In Global NAPs, Inc. v. Awiszus, the Massachusetts Supreme Judicial Court (SJC) found that the Massachusetts Maternity Leave Act (MMLA) does not provide job protection to employees after eight weeks of maternity leave, even where the employer agrees to allow an employee to take more than eight weeks of leave. The SJC noted, however, that such employees may have remedies under different theories, such as breach of contract.

Sandy Stephens worked as a housekeeper for the president of Global NAPs. After becoming pregnant, Stephens notified Global that her last day of work before maternity leave would be July 14, 2000. Global allegedly informed Stephens that she could take maternity leave until October 2, 2000—more than eleven weeks of leave—if she had a cesarean section. Stephens gave birth by cesarean section. On September 27, 2000, more than eight weeks after her maternity leave commenced, Stephens contacted Global regarding her return to work. Global informed her that she had been fired.

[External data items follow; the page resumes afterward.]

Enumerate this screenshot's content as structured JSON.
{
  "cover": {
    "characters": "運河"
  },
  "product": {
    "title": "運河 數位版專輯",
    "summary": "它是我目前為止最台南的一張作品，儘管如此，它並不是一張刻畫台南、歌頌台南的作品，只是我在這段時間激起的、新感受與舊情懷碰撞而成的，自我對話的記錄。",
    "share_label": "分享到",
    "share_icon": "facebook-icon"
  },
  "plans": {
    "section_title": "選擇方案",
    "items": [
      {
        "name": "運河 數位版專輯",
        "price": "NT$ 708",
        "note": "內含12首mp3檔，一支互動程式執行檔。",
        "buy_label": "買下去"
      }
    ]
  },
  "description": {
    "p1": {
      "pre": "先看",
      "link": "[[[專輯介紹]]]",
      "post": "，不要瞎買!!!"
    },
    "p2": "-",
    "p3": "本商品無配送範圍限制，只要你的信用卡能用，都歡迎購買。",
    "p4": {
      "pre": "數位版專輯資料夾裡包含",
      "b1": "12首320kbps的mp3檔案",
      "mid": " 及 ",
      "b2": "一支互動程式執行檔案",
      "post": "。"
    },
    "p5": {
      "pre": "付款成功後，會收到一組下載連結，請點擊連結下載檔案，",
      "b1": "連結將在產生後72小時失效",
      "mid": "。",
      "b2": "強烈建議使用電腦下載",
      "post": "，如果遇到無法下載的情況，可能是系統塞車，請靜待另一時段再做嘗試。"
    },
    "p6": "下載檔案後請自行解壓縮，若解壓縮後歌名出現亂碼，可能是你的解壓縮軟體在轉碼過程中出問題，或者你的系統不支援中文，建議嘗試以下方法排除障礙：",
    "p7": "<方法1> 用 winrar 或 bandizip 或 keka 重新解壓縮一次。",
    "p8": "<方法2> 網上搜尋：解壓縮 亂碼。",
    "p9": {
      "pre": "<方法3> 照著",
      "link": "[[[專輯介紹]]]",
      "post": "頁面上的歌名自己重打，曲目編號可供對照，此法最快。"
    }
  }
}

Stephens filed a claim against Global, alleging that it violated the MMLA by terminating her during her maternity leave. After losing at trial, Global indicated its desire to appeal, but its attorneys missed the deadline for filing an appeal. Global subsequently filed a malpractice action against its attorneys. In order to prevail in that action, Global had to demonstrate that its appeal would have been successful. Accordingly, upon appeal of the malpractice action to the SJC, the Court examined the merits of Stephens’s claim that Global had violated the MMLA.

The SJC noted that the Massachusetts Commission Against Discrimination (MCAD) had issued guidelines on the MMLA, stating that if an employer grants a longer maternity leave than the eight weeks required under the MMLA, the employer must clearly inform the employee if it does not intend for the statute’s job protections to apply to the period beyond eight weeks. However, the SJC found that the MMLA clearly states that employees are only protected under the MMLA for maternity leave of up to eight weeks. Therefore, the MCAD’s guidelines were inconsistent with the MMLA and unenforceable. Since the MMLA does not provide job protection to employees beyond eight weeks of maternity leave even where the employer agrees to permit a longer leave, Global did not violate the MMLA when it terminated Stephens, regardless of its prior agreement to allow her to take more than eleven weeks of leave.

This decision limits employee protection under the MMLA to an eight-week leave period, even where employers agree to extend the leave beyond that period. Nevertheless, as noted by the SJC, employers who offer more than eight weeks of maternity leave may still be liable for adverse employment actions that occur beyond the eight weeks based on other theories, such as breach of contract.